The 20th chair, he added, was to honor victims of workplace violence.
“Fifteen of the 19 we honor here today were Hispanic,” Father Jorden said. “They wanted nothing more than to get up, go to their job and come home to their loved ones.” Except that on one of those days, they never made it home.
The toll, according to Father Jordan, was grim. Five fell to their deaths. Six died in accidents with heavy equipment. Three were crushed to death. One died in an explosion. Four were electrocuted, two on the same day – at the same job site.
The fatalities show how important it is in the United States to have “the right of association, the right to organize,” Father Jordan said, noting that nearly all of such deaths involve non-union workers. Unions provide training in workplace safety and advocate for safe working conditions for their workers.
The Mass focuses on the construction trade unions in the Washington area. Four unions sent sizable delegations including the International Brotherhood of Electricals Workers Local 26, Pipefitters Local 602, Plumbers and Gasfitters Local 5, and District 51 of the International Union of Painters and Allied Trades.
After Communion, Austin Keyser, an IBEW international vice president, spoke about the dangers on the job. One of the men – all were men – being honored at the Mass was Amanuel Mehari of IBEW Local 26.
The IBEW “was not founded on the dignity of work, but the indignity of death,” Keyser said, noting that at the time of its founding, “one of every two men died on the job.”
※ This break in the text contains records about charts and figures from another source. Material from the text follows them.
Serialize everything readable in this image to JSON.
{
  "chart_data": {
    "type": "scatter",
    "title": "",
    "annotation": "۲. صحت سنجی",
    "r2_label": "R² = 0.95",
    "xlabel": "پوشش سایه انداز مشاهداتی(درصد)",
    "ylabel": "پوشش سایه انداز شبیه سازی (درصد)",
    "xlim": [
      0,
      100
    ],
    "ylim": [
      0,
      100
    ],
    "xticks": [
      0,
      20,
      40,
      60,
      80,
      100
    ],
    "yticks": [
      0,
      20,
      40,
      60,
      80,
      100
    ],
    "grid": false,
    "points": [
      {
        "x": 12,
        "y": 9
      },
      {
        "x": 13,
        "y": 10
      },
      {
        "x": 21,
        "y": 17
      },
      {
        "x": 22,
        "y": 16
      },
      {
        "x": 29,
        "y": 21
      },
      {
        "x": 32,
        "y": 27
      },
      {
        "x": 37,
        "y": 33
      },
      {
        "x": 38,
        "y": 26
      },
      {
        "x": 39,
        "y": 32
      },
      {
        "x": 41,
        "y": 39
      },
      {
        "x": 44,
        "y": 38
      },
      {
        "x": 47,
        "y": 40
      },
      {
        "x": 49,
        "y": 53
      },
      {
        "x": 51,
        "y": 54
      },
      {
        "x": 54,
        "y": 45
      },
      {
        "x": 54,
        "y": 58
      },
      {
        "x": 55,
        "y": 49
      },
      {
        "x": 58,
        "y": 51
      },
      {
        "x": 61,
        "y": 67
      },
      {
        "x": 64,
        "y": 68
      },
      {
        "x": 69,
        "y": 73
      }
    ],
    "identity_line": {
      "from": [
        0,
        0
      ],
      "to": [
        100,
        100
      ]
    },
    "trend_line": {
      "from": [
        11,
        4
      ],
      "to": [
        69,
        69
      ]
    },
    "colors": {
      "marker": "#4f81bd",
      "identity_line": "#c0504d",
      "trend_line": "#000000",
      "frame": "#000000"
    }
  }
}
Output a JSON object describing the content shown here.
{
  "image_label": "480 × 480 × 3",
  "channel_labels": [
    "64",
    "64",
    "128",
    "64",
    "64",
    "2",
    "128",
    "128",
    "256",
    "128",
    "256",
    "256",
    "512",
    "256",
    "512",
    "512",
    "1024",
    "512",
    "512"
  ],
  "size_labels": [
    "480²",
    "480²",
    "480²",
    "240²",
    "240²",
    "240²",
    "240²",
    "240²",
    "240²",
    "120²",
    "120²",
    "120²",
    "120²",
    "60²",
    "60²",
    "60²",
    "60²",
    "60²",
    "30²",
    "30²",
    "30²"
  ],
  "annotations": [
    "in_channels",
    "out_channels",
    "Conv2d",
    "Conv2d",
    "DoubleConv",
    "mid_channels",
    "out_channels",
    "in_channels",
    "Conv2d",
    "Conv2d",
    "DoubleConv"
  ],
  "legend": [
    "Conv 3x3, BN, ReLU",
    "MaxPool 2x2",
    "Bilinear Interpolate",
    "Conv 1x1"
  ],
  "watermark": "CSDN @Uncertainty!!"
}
After the Mass, Herbert Zaldivar, a business agent with the Painters Union, recalled when he was working as a painter and someone had thrown a metal blade that he stepped on, breaking his big toe. Another time, after becoming a business agent, he was visiting a job site that had both union and nonunion workers. On the nonunion side, he was standing and minding his own business when a thrown blade whizzed past him. “I could have lost an eye. I could have lost my face,” he said.
Two Steamfitters members, neither of whom wanted to be named, told of hazards they encounter on the job. “Stored energy of any kind is dangerous,” cautioned one. The other catalogued the different kinds of accidents that could befall a worker, among them a trench collapse, then abruptly stopped. “I don’t like to think about it,” he said.
Mark Smith, a third-year IBEW journeyman, said lifting heavy objects and drilling can pose dangers at work but the dust produced from drilling is “one of those long-term killers,” since dust can get in one’s lungs. and stay there.
“We were trained right. Use a mask – the right kind,” Smith said. “Use a vacuum on the drill. I always do.”
He added, “I’m 50. I’m not 20. I want to live to be able to pick up my grandkids.” Unfortunately, Smith said, mask wearing is one of the rare safety measures not enforced at the job site.
“In 2024, 5,070 workers were killed on the job, or one every 104 minutes,” said a report by the National Council on Occupational Safety and Health issued earlier in April; 2024 is the last year with complete federal figures. “Behind each of these deaths is a preventable failure of companies to protect workers and of systems to hold them accountable.”
International Workers Memorial Day is observed worldwide April 28, including with a 5:30 p.m. Mass that day at the Cathedral of St. Matthew the Apostle in Washington.